Angela blinked rapidly, knowing the answer was almost in reach.

"What language was Sarah speaking?"

"French."

"And what is French for trumpet?"

"Ummm ..." Angela's eyes swung left as her thoughts turned to the family computer.

"Trompe," Linn said gently.

"So the one guy said ..."

"... he was going to tromp the other one.  Tromp, trompe.  Sarah used a very bad joke to stop a fight, and to make sure nobody's feelings were still ruffled, she bought beer for the house."

Angela frowned.  

"But Daddy ..."  

She turned her head a little, looked back, honestly puzzled.

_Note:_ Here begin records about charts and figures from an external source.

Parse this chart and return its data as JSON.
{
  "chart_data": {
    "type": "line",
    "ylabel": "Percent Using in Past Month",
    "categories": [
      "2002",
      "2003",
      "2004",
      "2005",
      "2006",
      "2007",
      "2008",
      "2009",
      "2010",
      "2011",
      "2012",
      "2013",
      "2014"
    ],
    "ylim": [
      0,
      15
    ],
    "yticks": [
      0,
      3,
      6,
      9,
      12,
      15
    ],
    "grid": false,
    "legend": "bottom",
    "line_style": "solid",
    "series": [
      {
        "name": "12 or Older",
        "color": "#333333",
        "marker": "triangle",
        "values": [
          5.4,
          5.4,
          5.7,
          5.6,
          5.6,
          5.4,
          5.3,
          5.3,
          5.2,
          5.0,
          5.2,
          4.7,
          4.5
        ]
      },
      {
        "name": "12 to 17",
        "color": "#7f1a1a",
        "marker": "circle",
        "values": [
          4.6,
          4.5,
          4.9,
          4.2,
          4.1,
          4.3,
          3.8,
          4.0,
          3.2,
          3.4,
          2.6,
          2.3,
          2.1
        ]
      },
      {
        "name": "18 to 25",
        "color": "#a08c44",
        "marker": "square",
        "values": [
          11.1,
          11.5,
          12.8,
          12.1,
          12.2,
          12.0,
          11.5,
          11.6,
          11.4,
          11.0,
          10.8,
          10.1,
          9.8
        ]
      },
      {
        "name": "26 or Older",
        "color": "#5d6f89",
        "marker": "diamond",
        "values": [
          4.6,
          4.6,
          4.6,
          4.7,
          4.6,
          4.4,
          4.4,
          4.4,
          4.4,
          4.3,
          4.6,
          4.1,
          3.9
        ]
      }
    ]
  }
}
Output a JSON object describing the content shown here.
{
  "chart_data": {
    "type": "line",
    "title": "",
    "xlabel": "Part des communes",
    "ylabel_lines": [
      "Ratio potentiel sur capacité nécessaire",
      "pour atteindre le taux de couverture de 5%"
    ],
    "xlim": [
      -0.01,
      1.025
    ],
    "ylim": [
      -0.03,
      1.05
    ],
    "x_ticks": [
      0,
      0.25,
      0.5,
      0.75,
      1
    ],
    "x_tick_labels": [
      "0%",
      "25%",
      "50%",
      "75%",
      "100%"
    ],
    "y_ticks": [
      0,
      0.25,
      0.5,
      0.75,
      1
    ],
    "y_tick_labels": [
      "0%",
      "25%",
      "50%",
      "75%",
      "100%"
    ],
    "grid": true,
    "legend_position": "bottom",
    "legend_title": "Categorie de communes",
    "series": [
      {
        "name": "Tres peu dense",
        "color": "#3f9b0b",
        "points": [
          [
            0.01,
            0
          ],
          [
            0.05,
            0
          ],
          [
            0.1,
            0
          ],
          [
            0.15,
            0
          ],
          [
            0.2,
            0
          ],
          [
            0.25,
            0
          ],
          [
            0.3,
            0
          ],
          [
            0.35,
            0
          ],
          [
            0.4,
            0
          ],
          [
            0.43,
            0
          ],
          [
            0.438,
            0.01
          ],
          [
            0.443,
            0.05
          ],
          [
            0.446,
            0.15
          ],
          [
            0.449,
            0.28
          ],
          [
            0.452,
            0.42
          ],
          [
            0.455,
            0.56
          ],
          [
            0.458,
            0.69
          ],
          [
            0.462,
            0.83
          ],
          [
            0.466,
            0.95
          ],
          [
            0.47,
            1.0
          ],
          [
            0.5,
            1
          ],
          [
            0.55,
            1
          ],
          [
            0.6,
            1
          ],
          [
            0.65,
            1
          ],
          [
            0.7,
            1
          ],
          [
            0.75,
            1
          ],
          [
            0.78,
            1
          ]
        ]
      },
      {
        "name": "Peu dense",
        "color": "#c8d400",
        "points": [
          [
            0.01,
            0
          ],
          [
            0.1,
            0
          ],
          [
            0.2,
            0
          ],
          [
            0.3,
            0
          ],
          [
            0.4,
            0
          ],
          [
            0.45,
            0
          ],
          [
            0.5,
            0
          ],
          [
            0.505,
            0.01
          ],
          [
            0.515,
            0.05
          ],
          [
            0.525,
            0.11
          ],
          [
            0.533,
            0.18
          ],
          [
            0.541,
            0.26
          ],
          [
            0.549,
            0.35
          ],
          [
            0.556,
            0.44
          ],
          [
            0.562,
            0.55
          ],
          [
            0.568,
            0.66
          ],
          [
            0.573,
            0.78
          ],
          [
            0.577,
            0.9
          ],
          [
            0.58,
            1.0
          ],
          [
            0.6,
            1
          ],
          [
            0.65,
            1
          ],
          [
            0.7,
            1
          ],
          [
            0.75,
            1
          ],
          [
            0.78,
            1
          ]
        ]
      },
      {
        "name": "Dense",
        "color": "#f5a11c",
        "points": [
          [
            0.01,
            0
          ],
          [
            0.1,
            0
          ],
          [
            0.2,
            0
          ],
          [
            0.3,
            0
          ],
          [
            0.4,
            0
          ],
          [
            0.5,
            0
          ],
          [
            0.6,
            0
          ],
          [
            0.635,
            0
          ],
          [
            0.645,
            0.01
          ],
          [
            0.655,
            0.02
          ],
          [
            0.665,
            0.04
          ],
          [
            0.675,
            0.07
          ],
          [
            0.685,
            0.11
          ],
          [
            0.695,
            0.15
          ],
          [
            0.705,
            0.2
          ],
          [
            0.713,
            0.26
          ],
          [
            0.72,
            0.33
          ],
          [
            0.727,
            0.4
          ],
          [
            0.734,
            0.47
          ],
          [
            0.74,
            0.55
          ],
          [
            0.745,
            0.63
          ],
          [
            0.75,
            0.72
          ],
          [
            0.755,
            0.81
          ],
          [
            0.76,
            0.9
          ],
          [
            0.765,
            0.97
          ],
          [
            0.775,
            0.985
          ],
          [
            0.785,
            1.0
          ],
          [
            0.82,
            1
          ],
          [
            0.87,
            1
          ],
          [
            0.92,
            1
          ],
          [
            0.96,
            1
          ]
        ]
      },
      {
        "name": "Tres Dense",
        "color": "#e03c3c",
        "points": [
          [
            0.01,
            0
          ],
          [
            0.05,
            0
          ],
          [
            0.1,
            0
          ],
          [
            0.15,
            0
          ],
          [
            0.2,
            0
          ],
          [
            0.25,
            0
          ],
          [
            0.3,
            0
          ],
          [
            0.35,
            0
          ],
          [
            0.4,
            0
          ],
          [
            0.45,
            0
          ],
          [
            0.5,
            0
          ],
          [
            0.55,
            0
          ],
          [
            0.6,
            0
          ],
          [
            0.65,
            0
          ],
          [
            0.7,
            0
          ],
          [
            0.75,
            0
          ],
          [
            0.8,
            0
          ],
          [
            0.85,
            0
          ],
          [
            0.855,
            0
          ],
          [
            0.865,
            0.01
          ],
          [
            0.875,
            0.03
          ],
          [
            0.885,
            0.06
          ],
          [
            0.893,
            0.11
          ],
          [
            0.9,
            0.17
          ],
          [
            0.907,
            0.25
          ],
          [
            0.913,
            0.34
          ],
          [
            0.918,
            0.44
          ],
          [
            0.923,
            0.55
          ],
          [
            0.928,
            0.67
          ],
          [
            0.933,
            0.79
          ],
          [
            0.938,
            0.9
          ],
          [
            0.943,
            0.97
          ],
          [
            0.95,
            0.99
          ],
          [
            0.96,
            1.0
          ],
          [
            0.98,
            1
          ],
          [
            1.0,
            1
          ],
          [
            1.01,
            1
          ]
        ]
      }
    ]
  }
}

"I thought too much beer made things worse."

"Your Gammaw used the same trick."

"She blew a bugle into someone's hip pockets?"

"No," Linn chuckled.  "One night out at the Spring Inn, she walked into a fight, she separated the two and if I hadn't seen it I wouldn't have believed it."

"What did she do, Daddy?"

"Do you remember those old Jimmy Cagney movies we were watching?"

"Oh, yeah, the 'Come Up and See Me Sometime' movies!"  Angela spun an imaginary fur and draped the nonexistent accessory over one shoulder.

"Bingo.  Your Gammaw grabbed the two men and looked at one and looked at the other and then she started talking like Jimmy Cagney, see, nyaa, nyaa, and how she wouldn't have youse mugs fightin', see, nyaa, nyaa, and then she put her hands on her hips and sashayed a couple steps and she said that very Come Up and See Me Sometime, and she got 'em laughing, and she bought beer for the house.  It cost her some coin, but it kept her from having to handle a barfight, it kept her and her people from having to wade into a good set of knuckles and pool cues and" -- Linn shrugged -- "well, Uncle Will put it pretty well when he said that a fight results in hurt faces and hurt feelin's and that's about all!"

"Oh," Angela said.

"Add up the cost, darlin', your Gammaw took the Cheap and Easy."

Angela dipped up some melting ice cream, took a bite, considered silently that this may have been the only time in recorded history that her quality-conscious Gammaw ever took the cheaper route on anything.